Gelar ke-14 mereka tahun 2005/2006 masih diperdebatkan sampai saat ini. Juventus mereka kalahkan dalam ruang pengadilan yang diduga diatur. Mereka tidak hanya menzalimi Alessandro Del Piero dan kawan-kawan sehingga turun ke Serie-B namun juga merampok gelar juara. Satu tahun berselang, gelar ke-15 datang dan lagi-lagi karena faktor Juventus. Ada Patrick Viera di lini tengah yang membentengi barisan pertahanan yang lemah itu, sedangkan di barisan depan Zlatan Ibrahimovic yang belajar banyak dari David Trezeguet di Juventus jadi faktor lain. Ibra juga membantu Inter merebut gelar tiga musim beruntun.

Faktor Juventus hadir lagi saat Inter mengangkat gelar juara ke-18 sekaligus menjuarai Champions League 2009/2010. Kali ini bukan di sektor pemain atau pelatih melainkan momen transfer. Adalah Gabriele Oriali, konsultan transfer yang dekat dengan Juventus yang membantu Inter musim itu. Oriali yang mendapat kemampuan analisis dari para pemain Juve saat Italia menjuarai Piala Dunia 1982 seperti Paolo Rossi dan Dino Zoff bertindak sebagai representasi tim kala mencari pemain. Kemampuan analisis yang diturunkan penggawa Juventus saat mereka masih aktif bermain itu berhasil mendatangkan Samuel Etoo dan Thiago Motta yang sesuai dengan kebutuhan tim.
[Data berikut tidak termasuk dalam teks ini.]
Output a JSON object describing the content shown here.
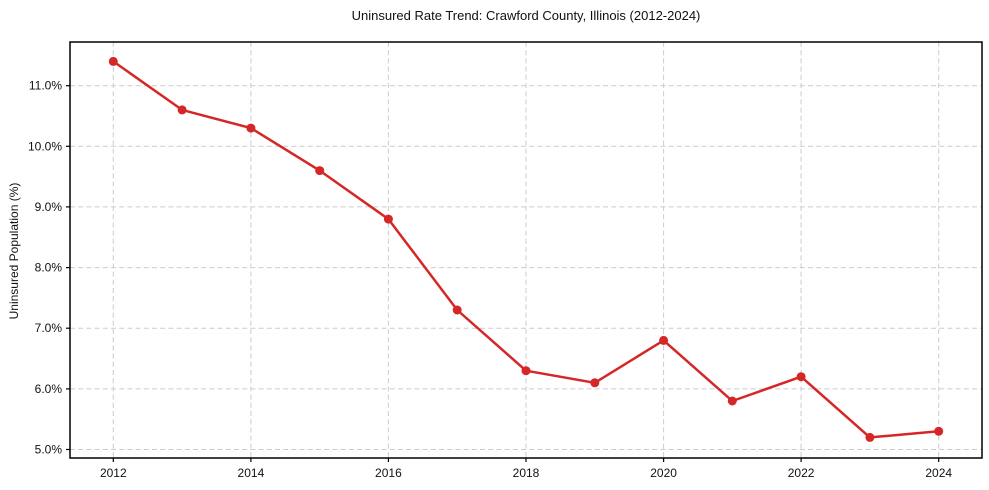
{
  "page": {
    "background_color": "#ffffff"
  },
  "chart_data": {
    "type": "line",
    "title": "Uninsured Rate Trend: Crawford County, Illinois (2012-2024)",
    "xlabel": "",
    "ylabel": "Uninsured Population (%)",
    "x": [
      2012,
      2013,
      2014,
      2015,
      2016,
      2017,
      2018,
      2019,
      2020,
      2021,
      2022,
      2023,
      2024
    ],
    "values": [
      11.4,
      10.6,
      10.3,
      9.6,
      8.8,
      7.3,
      6.3,
      6.1,
      6.8,
      5.8,
      6.2,
      5.2,
      5.3
    ],
    "x_ticks": [
      2012,
      2014,
      2016,
      2018,
      2020,
      2022,
      2024
    ],
    "x_tick_labels": [
      "2012",
      "2014",
      "2016",
      "2018",
      "2020",
      "2022",
      "2024"
    ],
    "y_ticks": [
      5,
      6,
      7,
      8,
      9,
      10,
      11
    ],
    "y_tick_labels": [
      "5.0%",
      "6.0%",
      "7.0%",
      "8.0%",
      "9.0%",
      "10.0%",
      "11.0%"
    ],
    "xlim": [
      2011.37,
      2024.63
    ],
    "ylim": [
      4.86,
      11.72
    ],
    "grid": true,
    "grid_style": "dashed",
    "grid_color": "#cccccc",
    "legend": false,
    "line_color": "#d62728",
    "marker": "circle",
    "spine_color": "#000000"
  }
}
Dan mari bahas musim ini. Klub yang warna jerseynya mirip Jin Aladin menjadi Juventuisme kaffah karena memakai jasa orang-orang yang pernah menggantungkan hidup pada raksasa Turin. Ada nama Giueseppe Marotta, suksesor Luciano Moggi di Juventus dan tentu saja Antonio Conte. Nama terakhir ini mengapteni Juve 1996-2001 dan mendapatkan popularitas besar sebagai pelatih ketika mengarsiteki Buffon dan kawan-kawan 2011-2013.

Deretan fakta itu membuktikan bahwa Inter Milan selalu mengekor Juventus dalam membangun dan meramu tim sehingga harus cium tangan pada Nyonya Tua. Tidak hanya sebagai tanda hormat, namun juga bukti bahwa tanpa Juventus Inter hanya bungkus permen mentos yang mengambang di samudera.